'A People’s History of Sports in the United States'

Zirin's book rates amongst the best in his field

'A People’s History of Sports in the United States'

In A People’s History of Sports in the United States ($26.95, The New Press), author David Zirin welcomes the reader to the proverbial adults table of American sports with a historical blow-by-blow of social engagement, race relations, gender struggles, and political upheaval that have surrounded some of our favorite pastimes.

Before Jackie Robinson, Black baseball player Moses Fleetwood Walker took the diamond. In the 1940s players in the women’s baseball league had to attend charm schools, where they learned to be “clean and wholesome in appearance." During the Vietnam War, the University of Washington football team forced their stadium announcer to read an antiwar statement during the annual alumni game. And that’s just the information on the book’s dust jacket.

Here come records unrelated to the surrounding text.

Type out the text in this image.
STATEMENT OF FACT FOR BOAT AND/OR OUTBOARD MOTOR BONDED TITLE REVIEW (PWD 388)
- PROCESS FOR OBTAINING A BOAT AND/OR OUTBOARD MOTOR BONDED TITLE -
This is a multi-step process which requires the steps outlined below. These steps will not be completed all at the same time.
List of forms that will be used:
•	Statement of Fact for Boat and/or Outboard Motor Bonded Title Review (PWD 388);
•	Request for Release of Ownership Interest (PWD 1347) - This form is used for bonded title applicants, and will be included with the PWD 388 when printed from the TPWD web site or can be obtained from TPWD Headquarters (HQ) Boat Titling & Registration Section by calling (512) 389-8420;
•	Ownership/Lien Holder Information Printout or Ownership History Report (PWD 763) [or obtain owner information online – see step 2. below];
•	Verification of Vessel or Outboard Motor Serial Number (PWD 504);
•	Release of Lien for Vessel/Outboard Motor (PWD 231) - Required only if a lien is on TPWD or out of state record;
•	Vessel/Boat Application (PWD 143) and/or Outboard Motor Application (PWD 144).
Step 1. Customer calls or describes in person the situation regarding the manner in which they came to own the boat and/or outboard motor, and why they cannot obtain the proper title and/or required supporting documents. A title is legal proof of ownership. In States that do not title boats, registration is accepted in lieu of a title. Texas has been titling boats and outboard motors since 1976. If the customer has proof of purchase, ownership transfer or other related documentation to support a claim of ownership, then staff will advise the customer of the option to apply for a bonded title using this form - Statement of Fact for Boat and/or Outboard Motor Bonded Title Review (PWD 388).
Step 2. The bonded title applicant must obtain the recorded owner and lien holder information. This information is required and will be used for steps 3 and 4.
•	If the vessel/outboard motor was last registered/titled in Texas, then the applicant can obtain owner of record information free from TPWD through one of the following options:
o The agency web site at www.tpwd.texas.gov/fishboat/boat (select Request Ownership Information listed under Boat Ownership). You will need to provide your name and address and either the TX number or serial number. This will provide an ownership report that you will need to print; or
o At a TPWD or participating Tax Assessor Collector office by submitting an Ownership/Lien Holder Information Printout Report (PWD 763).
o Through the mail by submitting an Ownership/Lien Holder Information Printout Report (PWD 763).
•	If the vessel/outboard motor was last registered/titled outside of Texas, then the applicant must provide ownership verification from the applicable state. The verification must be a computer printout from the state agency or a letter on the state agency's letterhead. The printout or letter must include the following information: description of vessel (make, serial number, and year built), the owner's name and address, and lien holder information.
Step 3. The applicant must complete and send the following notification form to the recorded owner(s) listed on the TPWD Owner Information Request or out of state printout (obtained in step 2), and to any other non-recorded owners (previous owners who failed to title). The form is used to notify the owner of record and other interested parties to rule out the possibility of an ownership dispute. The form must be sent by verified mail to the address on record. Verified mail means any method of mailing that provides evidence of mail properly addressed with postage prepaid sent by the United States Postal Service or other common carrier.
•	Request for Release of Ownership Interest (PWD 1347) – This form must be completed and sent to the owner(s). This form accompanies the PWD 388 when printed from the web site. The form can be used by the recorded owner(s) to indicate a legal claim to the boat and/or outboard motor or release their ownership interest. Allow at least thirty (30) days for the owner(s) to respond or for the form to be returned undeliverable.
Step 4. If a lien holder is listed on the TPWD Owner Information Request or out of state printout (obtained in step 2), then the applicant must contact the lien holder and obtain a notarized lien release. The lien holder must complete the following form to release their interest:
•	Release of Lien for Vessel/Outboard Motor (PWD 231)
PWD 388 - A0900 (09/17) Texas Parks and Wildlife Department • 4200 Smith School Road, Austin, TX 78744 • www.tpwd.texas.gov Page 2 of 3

The title of the book is more than a shout-out to Howard Zinn’s seminal work A People's History of the United States, where that author explores history on the trail of social movements. This book is published in the series of the same name that includes a people’s history of the American Civil War, Vietnam, the arts, and even poverty. Zirin’s book on sports moves in chronological order, and pays little attention to scores and statistics. He looks at the philosophies of Teddy Roosevelt and the ethos of “Muscular Christianity” as applied to football, the symbolism of Jesse Owens at the Berlin Olympics, the contents of the All-American Girls Baseball League Beauty Kit (which included rouge medium), and has large, copious amounts of analysis devoted to the civil rights movement. However, Zirin’s most compelling chapter is called “The 1980s: Welcome To Hell," detailing the rise and influence of cable television, the corruption of the ’84 Olympics, and the impact of the AIDS virus. He notes that by decades end players were making more money than ever and sports coverage was 24 hours a day. Yet, sports as a political tool had eroded.

Zirin assumes his audience has an above-average knowledge of American history. The reader needs a solid concept of capitalism as viewed by Adam Smith, know the ideas of Malcolm X, and a complete disdain for the 1980s. Admittedly, I have all three of those and consider this book among the best written on sports, or history, in the past 10 years, but this read isn’t for everyone. It takes the shine and romanticism off a subject some view as pristine. A People’s History of Sports in the United States isn’t for the likes of Glenn Beck or the tea partiers. Zirin didn’t write about their American pastimes. He wrote about the American pastimes and all the issues that pertain to them.